Similar to the function of mAb KM871 reported previously (27), both mAb 2A and GD3Bu antisera were capable of stimulating the complement-mediated lysis of Bu-SK-MEL-28 cells that express GD3Bu, and such CDC activity depended on the mAb and antibody concentrations. Without modification, SK-MEL-28 cells were affected by neither mAb 2A nor GD3Bu antiserum, which further indicates that expression of GD3Bu may serve as a trigger (switch) for the immune response. This result is significant because we may be able to achieve augmentation of immunogenicity without risk of evoking the autoantibodies, which has always been a dilemma in the use of common cancer vaccines.
Unfortunately, there are other limitations to the in vivo application of this technology when it was shown that the treatment of mice having established tumors, with mAb 2A and ManNBu, could arrest further tumor growth but not eliminate the tumor. Although disappointing, our results are not surprising because Livingston and co-workers (9, 12) also obtained similar results with GD2 antibodies, whereby the homologous antibodies were only able to remove microtumors and prevent the metastasis but not remove solid tumors. However, when the above treatment was applied to mice soon after tumor grafting, it was able to prevent establishment of the tumor, providing evidence that an active vaccination strategy using the GD3Bu-KLH conjugate in conjunction with ManNBu might be applicable to the prevention of tumor metastasis. Unfortunately, the nude mouse model that we employed was not a good model to further investigate the potential of this strategy.

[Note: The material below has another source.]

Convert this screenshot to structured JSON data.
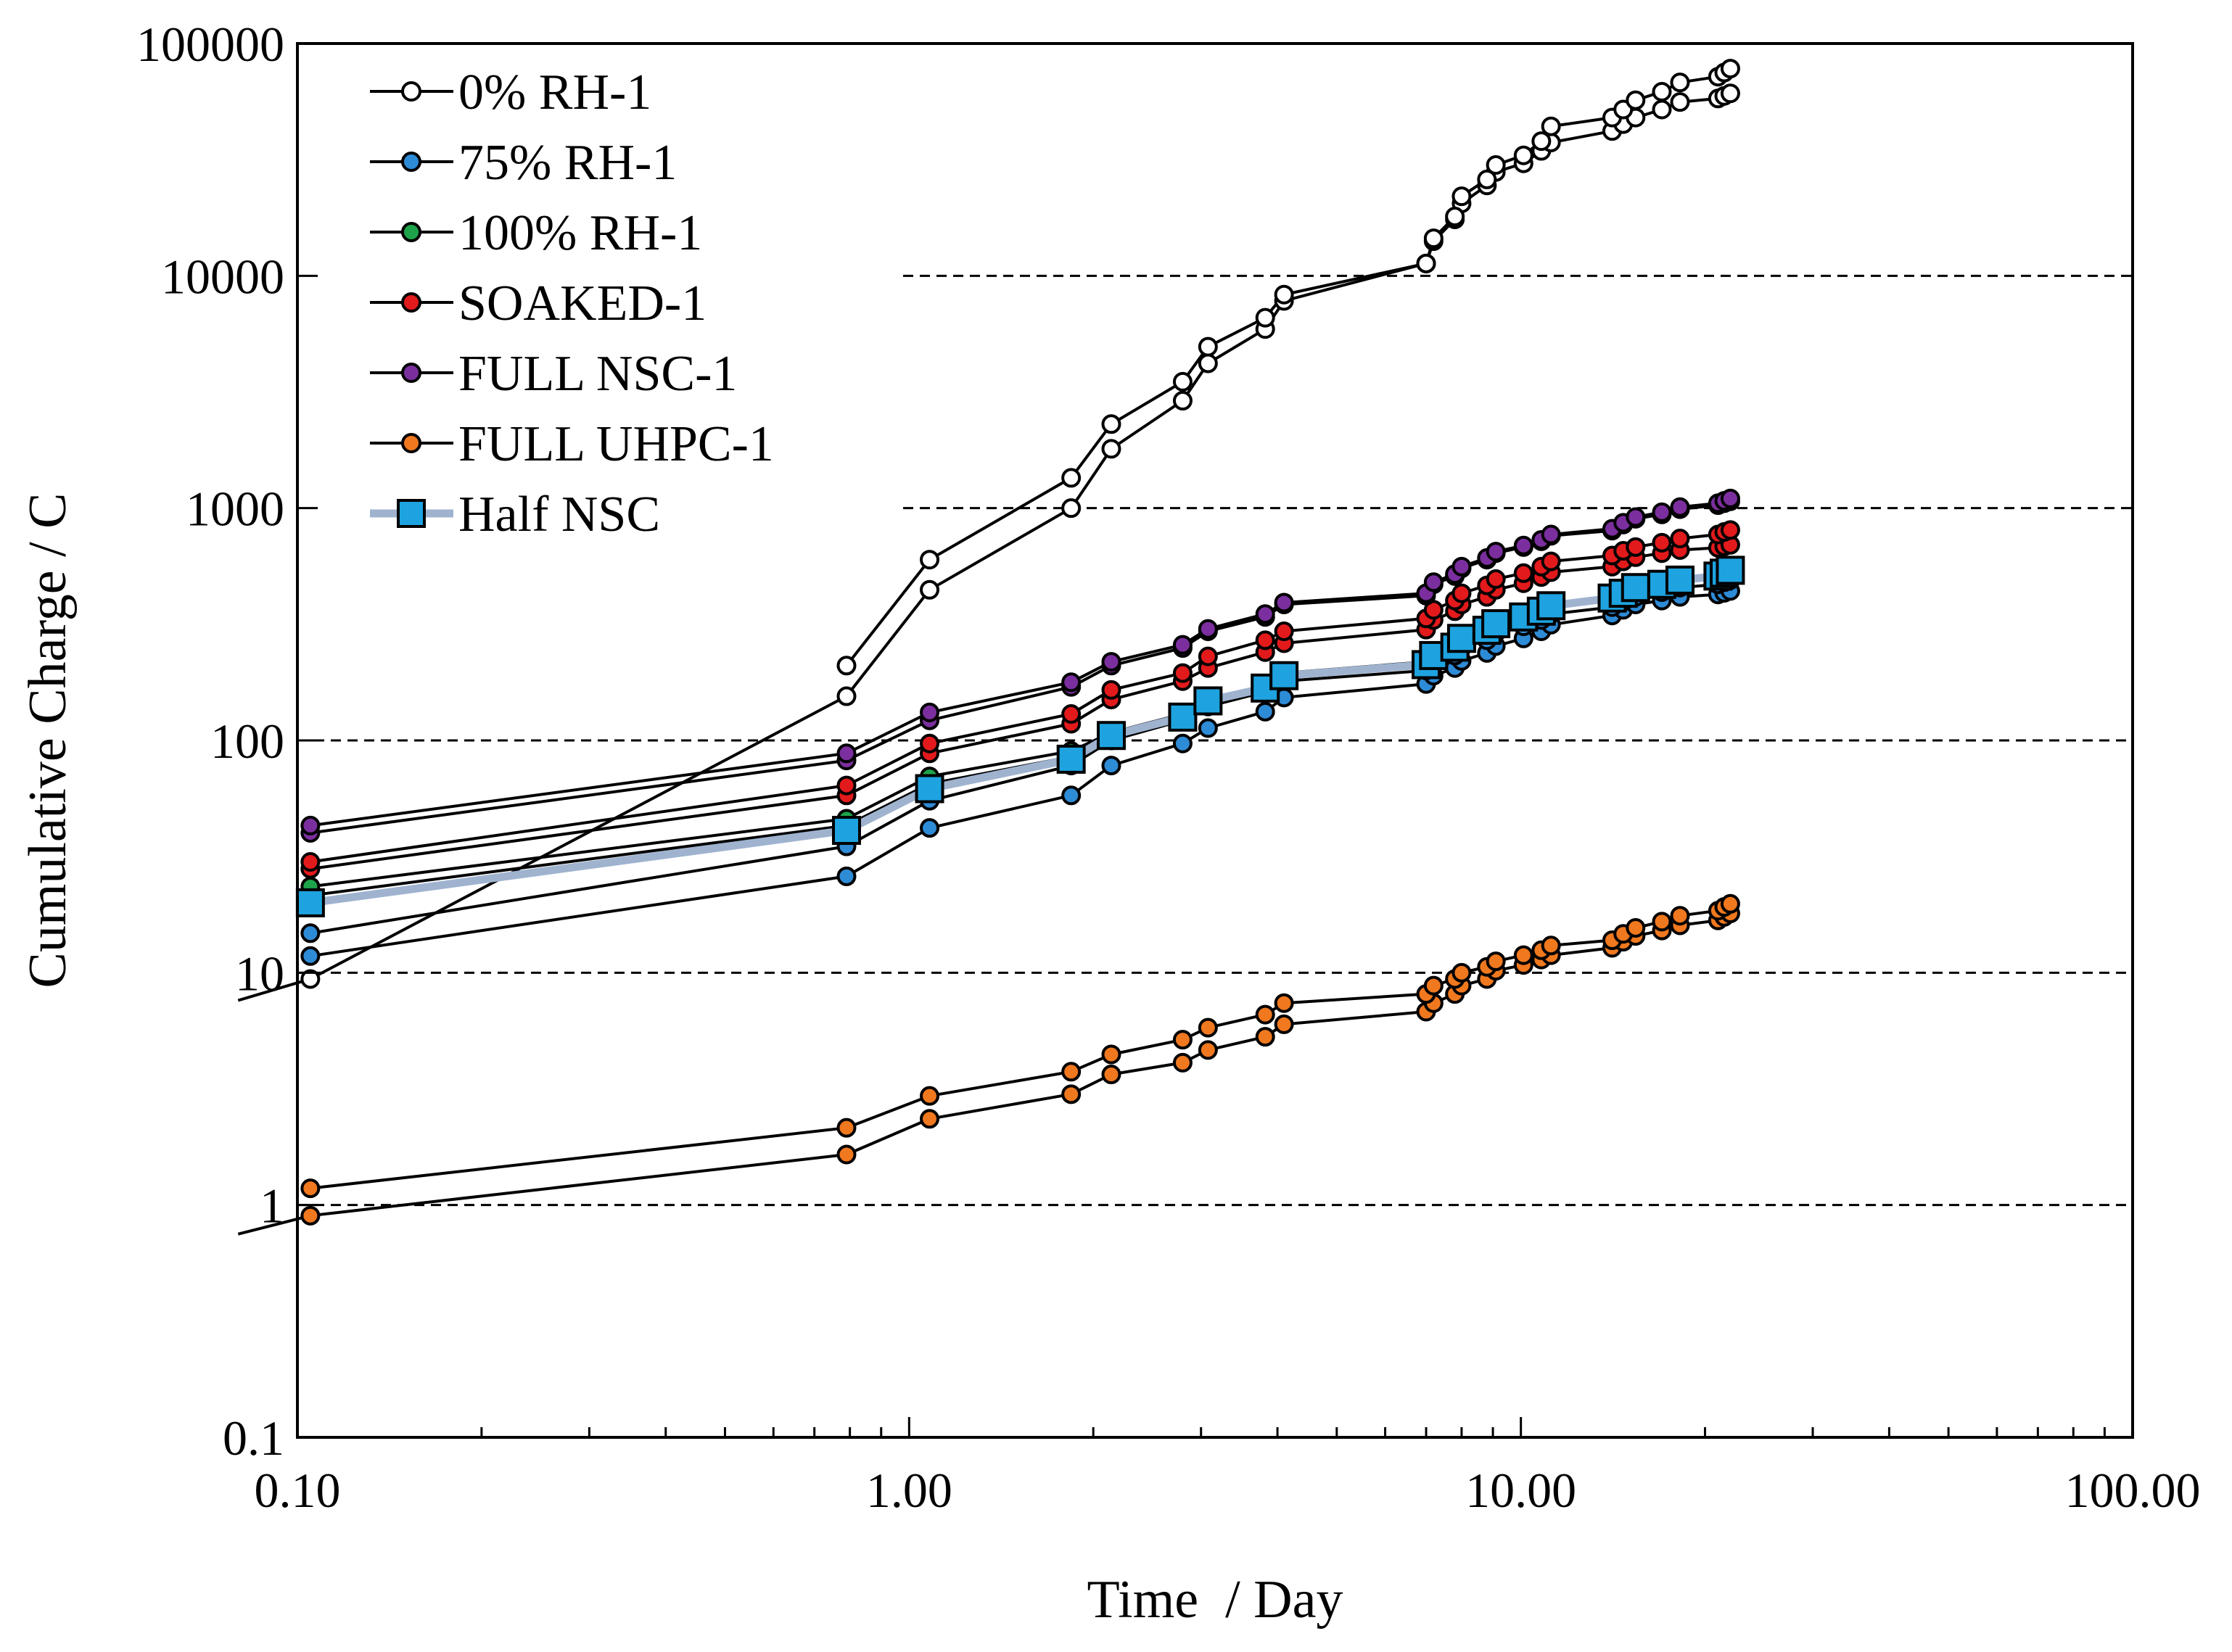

Examination of tumor tissues from large size tumors after the above treatment failed to identify GD3Bu-expressing tumor cells by flow cytometric analysis. This observation indicates the limitation of immunotargeting a single epitope, because it is possible that sub-populations of tumor cells without this epitope could overgrow those with it and thus render the treatment ineffective. Similarly, it is known that tumors can down-regulate specific antigens such as sialyl Lewisx (57), and it is of interest to note that the down-regulation of GD3 expression has also been implicated in the reduction of both cellular proliferation and metastasis of neuroblastoma F-11 cells in animals (58–60).
In conclusion, we have demonstrated that synthetic disialolactoside conjugates can accurately imitate homologous epitopes expressed on the cell surface. The fact that no cross-reactivity was observed between SK-MEL-28 cells and GD3Bu-KLH antiserum indicates that the immunodominant epitope should minimize the risk of unwanted autoimmune responses. We have also demonstrated that GD3Bu-specific antibodies became potent cytotoxic reagents against Bu-SK-MEL-28 cells when GD3Bu molecules were incorporated. Studies in vivo indicated that the treatment using a combination of precursor and specific antibodies can prevent mice from tumor grafting but was ineffective for eliminating solid tumors.